A Sydney man is facing trial in the Lismore District Court for allegedly supplying cocaine. Picture: iStock
A Sydney man is facing trial in the Lismore District Court for allegedly supplying cocaine. Picture: iStock

'Odd coincidences' in case against alleged cocaine supplier

THE circumstances involving a man accused of supplying a large amount of cocaine at Wardell is an "odd coincidence", a court has heard.

Jasper Nash, 33, from Homebush West, earlier this year pleaded not guilty to supplying a large commercial quantity of cocaine.

His barrister, Simon Apps, told Lismore District Court on Thursday there was no evidence tying his client to the supply of the prohibited drugs.

Police allege Mr Nash, who is also known as Stephanie Adoray Nash, drove from Sydney and met with his co-accused, 36-year-old Kurrajong man Scott Christopher Pritchard, on River Dr, Wardell, in April 2019.

During this time, Mr Nash allegedly transferred 12 cryovac sealed bags containing 11kg of cocaine from his vehicle to Pritchard's vehicle.

It is alleged he transported the drugs in a gas cylinder bottle in the boot of his car.

The pair then parted ways before Pritchard was later stopped by Tweed Byron Police District officers and found with the bags of cocaine in his vehicle.

Pritchard has since pleaded guilty to supplying a large commercial quantity of cocaine.

It's alleged when police stopped Mr Nash near Ulmarra, they found almost $2000 and two mobile phones in his car.

Throughout the trial, the court has heard Mr Nash told police he'd borrowed his sister's boyfriend's vehicle to go fishing with his friend on the Richmond River.

Mr Apps said despite police finding the fingerprints of the owner of Mr Nash's vehicle on the bags of drugs, there was no evidence his client was involved in transporting the cocaine.

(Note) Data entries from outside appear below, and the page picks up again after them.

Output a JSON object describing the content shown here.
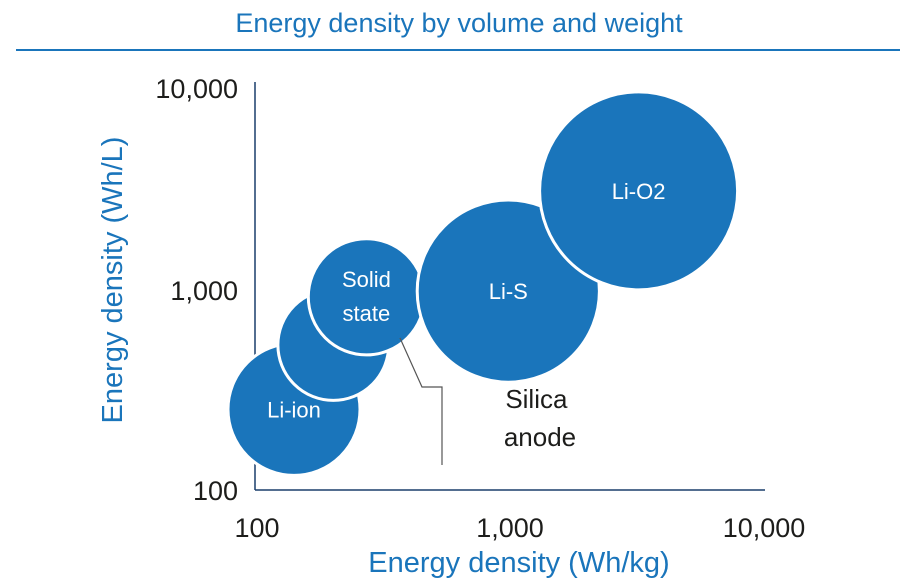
{
  "chart_data": {
    "type": "scatter",
    "title": "Energy density by volume and weight",
    "xlabel": "Energy density (Wh/kg)",
    "ylabel": "Energy density (Wh/L)",
    "xscale": "log",
    "yscale": "log",
    "xlim": [
      100,
      10000
    ],
    "ylim": [
      100,
      10000
    ],
    "xticks": [
      "100",
      "1,000",
      "10,000"
    ],
    "yticks": [
      "100",
      "1,000",
      "10,000"
    ],
    "color": "#1a75bb",
    "points": [
      {
        "label": "Li-ion",
        "x": 140,
        "y": 250,
        "r_rel": 1.0
      },
      {
        "label": "",
        "x": 200,
        "y": 520,
        "r_rel": 0.84
      },
      {
        "label": "Solid state",
        "x": 270,
        "y": 900,
        "r_rel": 0.88
      },
      {
        "label": "Li-S",
        "x": 980,
        "y": 960,
        "r_rel": 1.38
      },
      {
        "label": "Li-O2",
        "x": 3200,
        "y": 3000,
        "r_rel": 1.5
      }
    ],
    "annotations": [
      {
        "text": "Silica anode",
        "target_index": 1
      }
    ]
  }
}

He added despite police surveillance sighting Mr Nash's vehicle and Mr Pritchard's vehicle parked near each other at Wardell, there was no evidence either men interacted either in person or via telephone.

"There's no DNA consistent of Mr Nash's DNA on either of the gas bottles, there is no fingerprints or DNA on the rubber bands found in the gas bottle, no DNA or fingerprints match Mr Nash on the bags containing the drugs, no fingerprints or DNA on the car Mr Pritchard was in," Mr Apps said.

Judge Jeffrey McLennan said the Crown Prosecution's case seemed to be relying on "odd coincidences".

"It's a coincidence two cars Mr Pritchard has had some dealings with turn up at the same location," Judge McLennan said.

"It's a bit of a coincidence they both have hollowed out LPG cylinders.

"There's no evidence where Mr Pritchard had been that morning.

"There's no evidence Mr Nash knew Mr Pritchard.

"There's a lot of speculation based on those very basic coincidence."

The Crown Prosecutor did admit to the court there were "only inferences, there is no direct evidence" Mr Nash physically supplied the drugs.

The trial was adjourned to Monday, where Judge McLennan is expected to hand down his judgment in Lismore District Court.